Köy düğünlerinde, hanımlar gelinle birlikte Salı günleri Nevşehir Damat İbrahim Paşa Hamamı’na giderlerdi. Hamamda Nevşehir simidi ve Tarsus Okyay şeker helvası ikram edilirdi. O an, o helva hanımlar için çok çok değerliydi. Ulaşılması imkânsız zengin ve lüks bir yaşam ne kadar imrenilecek gibi görünse de, bu durum bir beklenti veya mutsuzluk kaynağı olamazdı.

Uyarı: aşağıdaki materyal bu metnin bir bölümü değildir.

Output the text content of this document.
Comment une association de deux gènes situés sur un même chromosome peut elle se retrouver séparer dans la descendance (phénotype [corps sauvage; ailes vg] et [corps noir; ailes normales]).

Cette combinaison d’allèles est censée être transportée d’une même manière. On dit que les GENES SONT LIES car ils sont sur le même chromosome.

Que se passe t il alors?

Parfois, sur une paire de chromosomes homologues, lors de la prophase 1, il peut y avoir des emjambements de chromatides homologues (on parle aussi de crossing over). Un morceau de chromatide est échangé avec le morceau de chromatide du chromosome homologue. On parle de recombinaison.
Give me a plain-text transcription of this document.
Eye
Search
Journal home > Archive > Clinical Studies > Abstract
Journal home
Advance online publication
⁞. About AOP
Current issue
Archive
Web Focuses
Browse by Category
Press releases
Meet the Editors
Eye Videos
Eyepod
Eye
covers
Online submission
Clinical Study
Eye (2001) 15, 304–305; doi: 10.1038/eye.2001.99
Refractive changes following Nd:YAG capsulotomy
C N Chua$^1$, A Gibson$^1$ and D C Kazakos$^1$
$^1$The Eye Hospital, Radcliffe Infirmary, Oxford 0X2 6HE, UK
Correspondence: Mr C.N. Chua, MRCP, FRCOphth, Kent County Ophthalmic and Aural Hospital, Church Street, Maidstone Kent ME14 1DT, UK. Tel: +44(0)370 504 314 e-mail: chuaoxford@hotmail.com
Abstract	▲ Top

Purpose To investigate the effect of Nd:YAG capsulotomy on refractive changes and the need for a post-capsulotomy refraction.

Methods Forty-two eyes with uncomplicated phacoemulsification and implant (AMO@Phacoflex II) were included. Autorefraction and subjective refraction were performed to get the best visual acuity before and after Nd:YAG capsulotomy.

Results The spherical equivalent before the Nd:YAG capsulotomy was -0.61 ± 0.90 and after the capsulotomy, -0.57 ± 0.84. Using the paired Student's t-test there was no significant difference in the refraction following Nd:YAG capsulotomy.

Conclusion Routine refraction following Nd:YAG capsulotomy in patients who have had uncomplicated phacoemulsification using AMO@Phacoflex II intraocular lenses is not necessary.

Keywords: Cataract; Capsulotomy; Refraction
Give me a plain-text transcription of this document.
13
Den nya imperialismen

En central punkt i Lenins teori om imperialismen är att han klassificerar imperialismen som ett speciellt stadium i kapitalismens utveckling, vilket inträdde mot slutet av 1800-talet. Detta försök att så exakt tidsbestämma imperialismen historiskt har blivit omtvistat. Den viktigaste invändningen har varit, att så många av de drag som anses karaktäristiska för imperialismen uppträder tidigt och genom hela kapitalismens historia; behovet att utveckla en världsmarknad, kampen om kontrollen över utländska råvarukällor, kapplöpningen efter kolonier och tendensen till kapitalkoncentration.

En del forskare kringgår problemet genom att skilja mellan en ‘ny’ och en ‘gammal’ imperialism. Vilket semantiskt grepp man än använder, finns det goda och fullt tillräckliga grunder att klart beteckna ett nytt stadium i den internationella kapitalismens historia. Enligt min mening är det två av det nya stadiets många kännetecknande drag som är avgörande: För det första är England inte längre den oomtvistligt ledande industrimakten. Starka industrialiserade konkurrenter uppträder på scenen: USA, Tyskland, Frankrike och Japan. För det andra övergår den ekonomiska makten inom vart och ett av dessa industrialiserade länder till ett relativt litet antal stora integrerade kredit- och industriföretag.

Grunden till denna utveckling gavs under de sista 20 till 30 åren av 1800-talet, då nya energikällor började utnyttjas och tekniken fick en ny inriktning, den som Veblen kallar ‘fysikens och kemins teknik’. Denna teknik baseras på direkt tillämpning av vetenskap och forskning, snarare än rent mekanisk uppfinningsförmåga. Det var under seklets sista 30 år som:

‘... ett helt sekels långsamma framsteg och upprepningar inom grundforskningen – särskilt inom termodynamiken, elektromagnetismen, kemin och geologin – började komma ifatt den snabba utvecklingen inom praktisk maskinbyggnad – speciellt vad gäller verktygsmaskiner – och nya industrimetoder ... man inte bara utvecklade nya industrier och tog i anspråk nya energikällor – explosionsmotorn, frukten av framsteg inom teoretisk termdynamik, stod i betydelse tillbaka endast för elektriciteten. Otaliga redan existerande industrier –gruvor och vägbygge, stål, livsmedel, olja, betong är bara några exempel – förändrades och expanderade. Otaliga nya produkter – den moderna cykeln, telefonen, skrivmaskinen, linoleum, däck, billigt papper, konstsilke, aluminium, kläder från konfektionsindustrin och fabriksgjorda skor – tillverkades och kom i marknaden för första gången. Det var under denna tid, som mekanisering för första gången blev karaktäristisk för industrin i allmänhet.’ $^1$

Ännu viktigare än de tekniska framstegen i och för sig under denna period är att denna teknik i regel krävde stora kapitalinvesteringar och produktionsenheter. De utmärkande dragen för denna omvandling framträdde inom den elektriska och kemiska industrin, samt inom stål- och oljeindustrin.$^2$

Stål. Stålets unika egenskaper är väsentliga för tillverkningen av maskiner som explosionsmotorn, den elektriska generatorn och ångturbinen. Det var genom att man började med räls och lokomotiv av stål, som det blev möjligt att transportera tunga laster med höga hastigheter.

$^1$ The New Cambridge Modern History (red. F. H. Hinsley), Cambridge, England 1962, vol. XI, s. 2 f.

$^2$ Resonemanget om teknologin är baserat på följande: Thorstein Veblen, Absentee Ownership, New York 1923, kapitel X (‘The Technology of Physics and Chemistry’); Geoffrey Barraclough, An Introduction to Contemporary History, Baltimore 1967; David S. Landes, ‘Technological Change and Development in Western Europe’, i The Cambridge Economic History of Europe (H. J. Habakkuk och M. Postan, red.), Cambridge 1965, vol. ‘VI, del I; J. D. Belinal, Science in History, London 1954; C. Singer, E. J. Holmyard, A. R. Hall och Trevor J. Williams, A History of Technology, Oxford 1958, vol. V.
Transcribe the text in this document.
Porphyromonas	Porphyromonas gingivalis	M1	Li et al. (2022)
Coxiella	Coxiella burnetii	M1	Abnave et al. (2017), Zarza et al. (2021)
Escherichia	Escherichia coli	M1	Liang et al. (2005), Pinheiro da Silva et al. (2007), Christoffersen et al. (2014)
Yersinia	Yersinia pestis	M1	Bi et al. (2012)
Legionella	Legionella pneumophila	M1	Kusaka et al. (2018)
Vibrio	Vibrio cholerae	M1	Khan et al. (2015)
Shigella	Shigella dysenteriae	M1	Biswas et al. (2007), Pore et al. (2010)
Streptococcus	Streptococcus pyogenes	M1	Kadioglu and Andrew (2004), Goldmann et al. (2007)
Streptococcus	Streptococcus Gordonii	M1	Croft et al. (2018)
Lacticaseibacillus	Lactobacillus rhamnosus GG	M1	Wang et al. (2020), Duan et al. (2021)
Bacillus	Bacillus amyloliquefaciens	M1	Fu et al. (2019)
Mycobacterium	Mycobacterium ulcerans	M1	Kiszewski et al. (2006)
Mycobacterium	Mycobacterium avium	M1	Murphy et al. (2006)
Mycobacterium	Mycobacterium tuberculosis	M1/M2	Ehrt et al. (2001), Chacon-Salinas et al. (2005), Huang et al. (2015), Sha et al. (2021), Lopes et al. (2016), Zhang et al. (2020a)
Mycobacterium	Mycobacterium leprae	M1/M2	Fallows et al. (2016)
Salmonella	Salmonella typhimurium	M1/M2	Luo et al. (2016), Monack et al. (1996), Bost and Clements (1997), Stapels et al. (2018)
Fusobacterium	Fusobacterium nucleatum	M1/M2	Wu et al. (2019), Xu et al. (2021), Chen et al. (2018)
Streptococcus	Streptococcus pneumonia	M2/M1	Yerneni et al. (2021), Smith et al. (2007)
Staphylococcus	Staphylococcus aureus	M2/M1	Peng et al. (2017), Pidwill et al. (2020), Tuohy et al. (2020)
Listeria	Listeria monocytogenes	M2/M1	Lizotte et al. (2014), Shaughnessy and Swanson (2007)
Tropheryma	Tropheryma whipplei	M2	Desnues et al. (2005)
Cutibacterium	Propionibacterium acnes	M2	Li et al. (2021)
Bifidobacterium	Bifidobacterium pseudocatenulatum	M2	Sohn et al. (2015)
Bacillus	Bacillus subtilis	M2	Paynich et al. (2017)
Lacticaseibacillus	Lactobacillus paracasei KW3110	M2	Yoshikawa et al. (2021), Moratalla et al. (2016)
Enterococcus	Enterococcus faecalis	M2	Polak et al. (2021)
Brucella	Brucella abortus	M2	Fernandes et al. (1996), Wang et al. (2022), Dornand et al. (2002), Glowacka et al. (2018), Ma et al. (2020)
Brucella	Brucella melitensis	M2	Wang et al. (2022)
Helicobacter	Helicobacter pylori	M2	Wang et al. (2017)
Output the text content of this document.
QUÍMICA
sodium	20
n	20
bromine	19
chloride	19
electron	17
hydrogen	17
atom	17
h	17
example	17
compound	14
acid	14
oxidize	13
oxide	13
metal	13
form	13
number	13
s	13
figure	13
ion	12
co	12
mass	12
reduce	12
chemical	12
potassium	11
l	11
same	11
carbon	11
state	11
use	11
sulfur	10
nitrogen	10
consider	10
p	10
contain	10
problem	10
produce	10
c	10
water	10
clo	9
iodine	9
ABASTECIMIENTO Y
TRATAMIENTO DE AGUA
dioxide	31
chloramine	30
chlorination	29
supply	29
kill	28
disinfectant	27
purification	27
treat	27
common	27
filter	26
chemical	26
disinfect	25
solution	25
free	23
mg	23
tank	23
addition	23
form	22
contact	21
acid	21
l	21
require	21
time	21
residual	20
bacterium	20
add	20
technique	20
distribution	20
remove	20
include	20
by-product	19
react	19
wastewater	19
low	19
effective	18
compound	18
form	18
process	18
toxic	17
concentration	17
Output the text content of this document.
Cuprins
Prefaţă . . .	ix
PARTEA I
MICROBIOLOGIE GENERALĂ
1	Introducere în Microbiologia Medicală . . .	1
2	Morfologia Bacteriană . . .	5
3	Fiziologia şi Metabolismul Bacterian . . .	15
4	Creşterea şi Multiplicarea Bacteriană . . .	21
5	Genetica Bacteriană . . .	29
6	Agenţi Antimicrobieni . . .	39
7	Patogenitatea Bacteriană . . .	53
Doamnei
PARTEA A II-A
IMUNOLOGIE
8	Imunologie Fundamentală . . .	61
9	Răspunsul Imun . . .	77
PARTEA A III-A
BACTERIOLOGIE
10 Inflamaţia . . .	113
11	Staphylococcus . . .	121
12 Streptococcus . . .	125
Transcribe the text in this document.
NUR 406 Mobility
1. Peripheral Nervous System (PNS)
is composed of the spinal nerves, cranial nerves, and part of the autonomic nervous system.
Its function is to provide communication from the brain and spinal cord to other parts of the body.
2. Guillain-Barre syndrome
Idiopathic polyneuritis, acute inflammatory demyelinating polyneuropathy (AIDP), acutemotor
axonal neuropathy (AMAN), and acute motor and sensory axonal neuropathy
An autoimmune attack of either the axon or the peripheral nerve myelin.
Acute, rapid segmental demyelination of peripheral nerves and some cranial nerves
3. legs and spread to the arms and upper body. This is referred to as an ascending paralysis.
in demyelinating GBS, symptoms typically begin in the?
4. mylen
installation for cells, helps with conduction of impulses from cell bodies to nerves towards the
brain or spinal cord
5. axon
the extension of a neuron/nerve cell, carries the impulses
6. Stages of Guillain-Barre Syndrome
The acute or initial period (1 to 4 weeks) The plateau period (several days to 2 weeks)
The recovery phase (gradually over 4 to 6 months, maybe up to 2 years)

O dönemde, Nevşehir’de sayısı az olan lokantalara gitmek kimsenin aklına gelmezdi. Kadınlar da böyle bir beklentiye girmezdi. Zaten düğün sahibinin o kadar akrabaya lokanta masrafı ödeyecek maddi gücü yoktu. Olmayan bir zenginliği istemek, o dönem için hoş ve edepli bir davranış olarak da görülmezdi.

Ya şimdi?

Beklentiler arttı, gelir düzeyi yükseldi. Artık tüketim toplumunun bir parçası olduk. Bir kadının yüzlerce elbisesi, çeşit çeşit aksesuarları ve bolca elektrikli ev eşyası var. Eskiden, Nevşehir’e gitmek için birbirinden iskarpin ödünç alan hanımlar, bugün 40 çeşit iskarpine sahip.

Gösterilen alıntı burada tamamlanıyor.